# Week 10: Convolutional Neural Networks: an Introduction

## Setup

In [None]:
# Python ≥ 3.8 is required
import sys
assert sys.version_info >= (3, 8)

# Scikit-Learn ≥0.20 is required
import sklearn
assert sklearn.__version__ >= "1.0"

# Common imports
import numpy as np
import pandas as pd
import os

# To plot pretty figures
%matplotlib inline
import matplotlib as mpl
import matplotlib.pyplot as plt
mpl.rc('axes', labelsize=14)
mpl.rc('xtick', labelsize=12)
mpl.rc('ytick', labelsize=12)

# Ignore useless warnings (see SciPy issue #5998)
import warnings
warnings.filterwarnings(action="ignore", message="^internal gelsd")

In [None]:
## Import tensorflow
import tensorflow as tf
from tensorflow import keras
print('Tensorflow version', tf.__version__)
print('Keras version', keras.__version__)

## 1. A quick overview on Convolutions

To explain how convolutions works we will load a couple of sample images:
* the image of a china temple
* the image of a flower

In [None]:
from sklearn.datasets import load_sample_image

# Load sample images
china = load_sample_image("china.jpg") / 255
flower = load_sample_image("flower.jpg") / 255
images = np.array([china, flower])
batch_size, height, width, channels = images.shape

In [None]:
height

In [None]:
width

In [None]:
channels

In [None]:
batch_size

Now we can print out our images and see how they look like:

In [None]:
_ = plt.imshow(flower)

In [None]:
_ = plt.imshow(china)

We will now create three 2D convolutional filters.

Each filter will be $7 \times 7$ in size and applied to all the channels in the image (our images are RGB, so we have three channels).

The filters are:
* a vertical bar filter
* a horizontal bar filter
* a filter consisting of a single positive central pixel surrounded by negative pixels. This, as we will see, behaves as an edge detector.

In [None]:
# Create 3 7x7xn_channels filters, the first one as a vertical line 
# the second one as a horizontal one

# first we create a create a 4D array 
# 7 X 7 X number of channels X number of filters 
filters = np.zeros(shape=(7, 7, channels, 3), dtype=np.float32)
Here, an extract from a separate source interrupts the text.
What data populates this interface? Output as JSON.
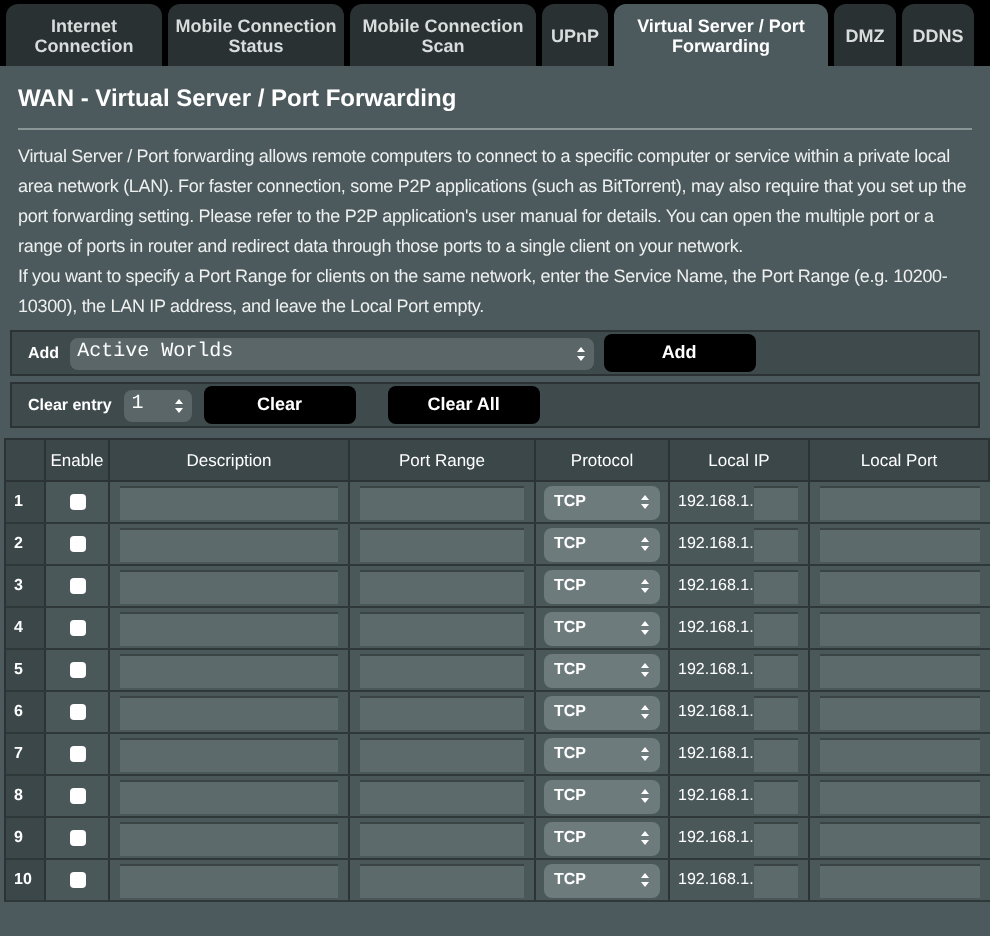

# our first filters is a vertical line 
filters[:, 3, :, 0] = 1  # vertical line

# our second filter is a horizontal line 
filters[3, :, :, 1] = 1  # horizontal line

# our third filter is -1 everywhere except in the centre
# where it is = 48 so that the sum of all the pixels is zero.
# This will behaves as an "edge filter"
edge_filter = -1.0*np.ones((7, 7))
edge_filter[3, 3] = 48
edge_filter = np.repeat(edge_filter[:, :, np.newaxis], 3, axis=2)
edge_filter = tf.constant(edge_filter, shape=(7, 7, channels), dtype=tf.float32)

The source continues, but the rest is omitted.